Onlarca mesajdan sadece birkaçına yer verdim. Türkiye'de milyonlarca emekli var. Eminim bu haberleri yapan meslektaşlarımızın da ailelerinde emekliler var. Haber yaparken onları hatırlamak zor olmasa gerek!
***
Uzmanlaşmanın ehemmiyeti
Gazetecilikte uzmanlaşma önemli. Eksik bilgiyle, konuya hâkim olmadan, haber yaptığımız konuyla ilgili temel kavramları bilmeden haber yapma lüksümüz yok.
Bir örnek olarak geçtiğimiz hafta yayımlanan sağlık yasası haberini ele alalım. 'Sağlık Tasarısı Komisyonda Kabul Edildi' başlıklı haberin eczacılıkla ilgili bölümü şöyle:
"Eczacı olmayanların, eczacı mesul müdür atayarak eczane açabileceği kuralı şirketler için de uygulanacak, böylece muvazaalı ortaklıklar ortadan kaldırılacak. Diplomalı eczacı olmak şartıyla, ortaklardan birinin ticarethane işlerinden mesul müdür gösterilmesi şartı kaldırılacak."
Eczacı bir okurumuzun da ifade ettiği gibi: Kanun tasarısında ecza ticarethanesi olarak geçen müessese bu haberde eczane gibi aktarılmış. Oysa ecza ticarethanesi olarak anılan işletmeler sadece ecza depoları. Zaten eczacı olmayan hiç kimse eczane açamıyor ve bu konuda hiçbir değişiklik yok.
Bu haliyle haber insanları yanlış bilgilendirme potansiyeline sahip. Daha da önemlisi bir tasarı komisyonda kabul edildiğinde otomatik olarak yasalaşmış, kesinleşmiş olmuyor. Genel Kurul oylaması gibi aşamalardan da geçmesi gerekiyor.
Peki, bu hususa haberde yer verilmiş mi?
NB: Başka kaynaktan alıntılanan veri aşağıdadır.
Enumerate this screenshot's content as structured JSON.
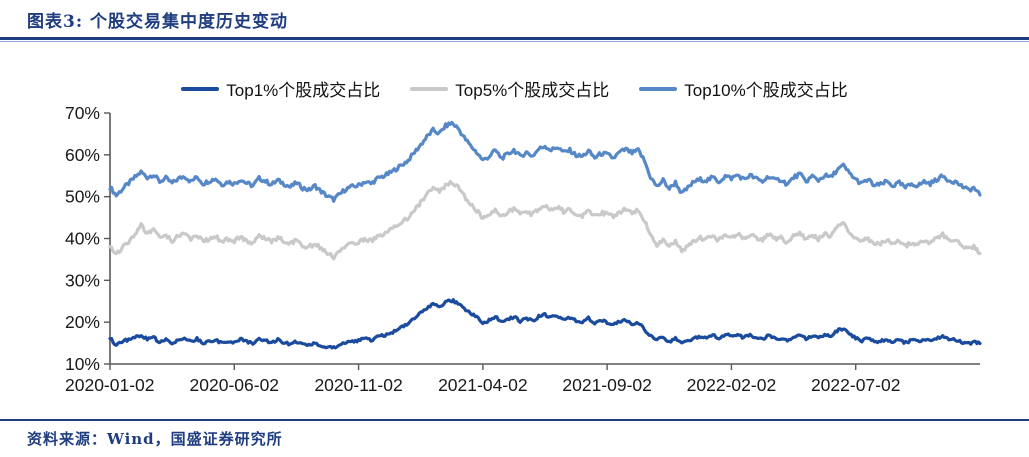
{
  "header": {
    "title": "图表3: 个股交易集中度历史变动"
  },
  "footer": {
    "text": "资料来源：Wind，国盛证券研究所"
  },
  "colors": {
    "accent_navy": "#1f3d80",
    "rule_light": "#8faadc",
    "axis_line": "#595959",
    "tick_label": "#1a1a1a",
    "top1_line": "#1a4b9e",
    "top5_line": "#c9c9c9",
    "top10_line": "#5688c7"
  },
  "legend": {
    "items": [
      {
        "label": "Top1%个股成交占比",
        "color_key": "top1_line"
      },
      {
        "label": "Top5%个股成交占比",
        "color_key": "top5_line"
      },
      {
        "label": "Top10%个股成交占比",
        "color_key": "top10_line"
      }
    ]
  },
  "chart_data": {
    "type": "line",
    "title": "个股交易集中度历史变动",
    "xlabel": "",
    "ylabel": "",
    "ylim": [
      10,
      70
    ],
    "y_ticks": [
      70,
      60,
      50,
      40,
      30,
      20,
      10
    ],
    "y_unit": "%",
    "grid": false,
    "legend_position": "top",
    "x_start": "2020-01-02",
    "x_end": "2022-12-02",
    "x_tick_labels": [
      "2020-01-02",
      "2020-06-02",
      "2020-11-02",
      "2021-04-02",
      "2021-09-02",
      "2022-02-02",
      "2022-07-02"
    ],
    "x_tick_indices": [
      0,
      20,
      40,
      60,
      80,
      100,
      120
    ],
    "series": [
      {
        "name": "Top10%个股成交占比",
        "color": "#5688c7",
        "values": [
          52.3,
          50.3,
          51.8,
          53.2,
          54.6,
          55.9,
          54.6,
          55.3,
          53.6,
          54.4,
          53.2,
          54.3,
          54.9,
          53.6,
          54.7,
          53.1,
          53.8,
          54.3,
          52.9,
          53.6,
          53.1,
          54.1,
          53.2,
          52.6,
          54.4,
          53.7,
          52.9,
          53.9,
          53.1,
          52.3,
          53.3,
          52.1,
          51.6,
          52.6,
          51.2,
          50.1,
          49.3,
          50.6,
          51.9,
          52.4,
          52.7,
          53.6,
          53.1,
          54.3,
          54.9,
          55.6,
          56.6,
          57.6,
          58.7,
          60.6,
          62.4,
          64.3,
          65.9,
          65.1,
          66.9,
          67.6,
          66.4,
          64.1,
          62.2,
          60.6,
          58.7,
          59.6,
          61.1,
          59.2,
          60.1,
          61.2,
          59.6,
          60.6,
          59.7,
          61.4,
          62.1,
          61.1,
          61.9,
          60.6,
          61.1,
          59.9,
          59.6,
          60.9,
          59.3,
          60.3,
          60.1,
          59.2,
          60.6,
          61.3,
          60.4,
          61.1,
          58.6,
          54.6,
          52.4,
          53.9,
          51.9,
          53.4,
          50.7,
          52.1,
          53.6,
          54.1,
          53.9,
          54.6,
          53.6,
          54.9,
          54.4,
          55.2,
          54.1,
          55.1,
          54.3,
          53.6,
          54.9,
          53.9,
          54.1,
          52.9,
          54.6,
          55.4,
          53.6,
          54.9,
          53.9,
          55.1,
          54.6,
          56.4,
          57.4,
          55.6,
          54.1,
          53.1,
          54.1,
          52.6,
          52.9,
          53.6,
          52.6,
          53.3,
          52.1,
          53.1,
          52.6,
          53.6,
          53.1,
          54.1,
          54.9,
          53.9,
          53.6,
          52.6,
          51.6,
          52.1,
          50.4
        ]
      },
      {
        "name": "Top5%个股成交占比",
        "color": "#c9c9c9",
        "values": [
          38.3,
          36.3,
          37.8,
          39.2,
          40.7,
          43.1,
          41.3,
          42.2,
          39.9,
          40.8,
          39.5,
          40.6,
          41.2,
          39.8,
          41.0,
          39.3,
          39.9,
          40.6,
          39.1,
          39.9,
          39.4,
          40.4,
          39.5,
          38.9,
          40.7,
          40.0,
          39.2,
          40.2,
          39.4,
          38.6,
          39.6,
          38.4,
          37.9,
          38.9,
          37.5,
          36.4,
          35.6,
          36.9,
          38.2,
          38.7,
          39.0,
          39.9,
          39.4,
          40.6,
          41.2,
          41.9,
          42.9,
          44.0,
          45.1,
          46.9,
          48.7,
          50.5,
          52.0,
          51.2,
          52.8,
          53.4,
          52.3,
          50.1,
          48.2,
          46.7,
          44.9,
          45.7,
          47.1,
          45.3,
          46.1,
          47.1,
          45.6,
          46.5,
          45.7,
          47.2,
          47.8,
          46.9,
          47.6,
          46.4,
          46.9,
          45.8,
          45.5,
          46.7,
          45.2,
          46.1,
          45.9,
          45.1,
          46.4,
          47.0,
          46.1,
          46.8,
          44.3,
          40.6,
          38.4,
          39.9,
          37.9,
          39.4,
          36.9,
          38.2,
          39.6,
          40.1,
          39.9,
          40.6,
          39.6,
          40.9,
          40.4,
          41.2,
          40.1,
          41.1,
          40.3,
          39.6,
          40.9,
          39.9,
          40.1,
          38.9,
          40.6,
          41.4,
          39.6,
          40.9,
          39.9,
          41.1,
          40.6,
          42.4,
          44.2,
          41.6,
          40.1,
          39.1,
          40.1,
          38.6,
          38.9,
          39.6,
          38.6,
          39.3,
          38.1,
          39.1,
          38.6,
          39.6,
          39.1,
          40.1,
          40.9,
          39.9,
          39.6,
          38.6,
          37.6,
          38.1,
          36.4
        ]
      },
      {
        "name": "Top1%个股成交占比",
        "color": "#1a4b9e",
        "values": [
          16.3,
          14.4,
          15.4,
          15.9,
          16.4,
          16.9,
          15.9,
          16.4,
          15.2,
          15.8,
          15.1,
          15.7,
          16.1,
          15.3,
          16.0,
          15.0,
          15.4,
          15.9,
          14.9,
          15.4,
          15.2,
          15.9,
          15.3,
          14.9,
          16.1,
          15.6,
          15.1,
          15.8,
          15.2,
          14.7,
          15.4,
          14.6,
          14.4,
          15.1,
          14.2,
          13.9,
          13.9,
          14.6,
          15.2,
          15.4,
          15.6,
          16.1,
          15.7,
          16.4,
          16.8,
          17.3,
          18.0,
          18.8,
          19.6,
          20.9,
          22.1,
          23.3,
          24.3,
          23.7,
          24.8,
          25.2,
          24.6,
          23.3,
          22.1,
          21.2,
          19.9,
          20.4,
          21.3,
          20.1,
          20.6,
          21.3,
          20.2,
          20.9,
          20.3,
          21.4,
          21.8,
          21.1,
          21.6,
          20.7,
          21.1,
          20.3,
          20.1,
          21.0,
          19.9,
          20.6,
          19.9,
          19.3,
          20.1,
          20.5,
          19.6,
          19.9,
          18.3,
          16.7,
          15.7,
          16.5,
          15.3,
          16.2,
          14.8,
          15.5,
          16.3,
          16.6,
          16.4,
          16.9,
          16.2,
          17.0,
          16.7,
          17.1,
          16.3,
          16.9,
          16.4,
          15.9,
          16.8,
          16.1,
          16.2,
          15.4,
          16.6,
          17.1,
          15.9,
          16.8,
          16.1,
          16.9,
          16.6,
          17.9,
          18.6,
          17.1,
          16.1,
          15.6,
          16.1,
          15.2,
          15.4,
          15.9,
          15.3,
          15.7,
          15.1,
          15.7,
          15.4,
          15.9,
          15.6,
          16.1,
          16.5,
          15.9,
          15.8,
          15.2,
          14.8,
          15.3,
          14.9
        ]
      }
    ]
  }
}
Hayır, verilmemiş. Aksine haber 'tasarı kabul edildi, milyonları ilgilendiriyor' alt başlığıyla sunulmuş.
Yani haber hem yanlış hem de eksik.
***
Rusya'nın arka sokaklarıymış
Efendim, Sırp asıllı Amerikalı meşhur fotoğrafçı Boogie Lee çektiği sıra dışı sokak fotoğrafları ile biliniyormuş. En son da Rusya'nın arka sokaklarında dolaşmış, acayip çarpıcı fotoğraflar çekmiş. sabah. com.tr de bunlardan bir galeri hazırlamış.
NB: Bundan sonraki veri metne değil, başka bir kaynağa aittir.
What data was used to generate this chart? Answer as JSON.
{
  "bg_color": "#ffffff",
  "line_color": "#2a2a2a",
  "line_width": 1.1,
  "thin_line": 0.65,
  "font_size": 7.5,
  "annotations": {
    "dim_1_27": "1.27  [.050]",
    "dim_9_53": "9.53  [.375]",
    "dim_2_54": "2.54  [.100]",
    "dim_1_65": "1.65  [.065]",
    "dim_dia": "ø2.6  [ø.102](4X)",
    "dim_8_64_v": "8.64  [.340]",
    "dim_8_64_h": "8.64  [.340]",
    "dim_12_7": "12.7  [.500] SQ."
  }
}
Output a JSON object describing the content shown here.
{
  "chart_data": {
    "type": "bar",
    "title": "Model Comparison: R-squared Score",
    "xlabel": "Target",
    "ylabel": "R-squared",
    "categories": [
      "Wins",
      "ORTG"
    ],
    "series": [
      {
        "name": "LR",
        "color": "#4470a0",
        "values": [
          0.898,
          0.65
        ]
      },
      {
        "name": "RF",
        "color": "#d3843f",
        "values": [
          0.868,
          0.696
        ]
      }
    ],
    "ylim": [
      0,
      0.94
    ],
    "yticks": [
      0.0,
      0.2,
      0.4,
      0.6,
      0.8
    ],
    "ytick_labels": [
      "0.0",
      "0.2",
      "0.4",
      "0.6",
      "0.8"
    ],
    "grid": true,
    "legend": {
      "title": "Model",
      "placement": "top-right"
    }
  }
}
Türkiye'de yaşayan Rus asıllı bir okurumuz itiraz etti.
1) Boogie Lee isimli Sırp asıllı meşhur bir fotoğrafçı yok, dedi.
2) Boogie imzasını kullanan bir fotoğrafçı var ama yayınladığınız fotoğraflar ona ait değil, dedi.
3) Ayrıca bu haberin ülkesinin imajına zarar vermek maksadıyla uydurulduğunu iddia etti.
İlk itirazında haklı... Fotoğrafçının adı Boogie Lee değil, sadece Boogie. Gerçek adı Vladimir Milivojevic olan fotoğrafçı iş hayatında arkadaşlarının kendisine taktığı lakabı benimsemiş.
Okurumuz ikinci itirazında haksız. Çünkü Boogie'nin resmi web sitesine girdiğinde fotoğrafların Moskova projesi kapsamında çekildiğini görebilir.
Yalnız, bu fotoğraflar yeni değil. 2015'te başlayan bir çalışmanın ürünü. İnternet editörleri oradaki bazı fotoğrafları seçip sanki özel bir habermiş gibi üzerine kendi logolarını basmışlar.
Dolayısıyla, geliyoruz üçüncü maddeye. Benim kanaatim bu toplama haberin Rusya'dan ziyade gazetenin imajına zarar verdiği yönünde.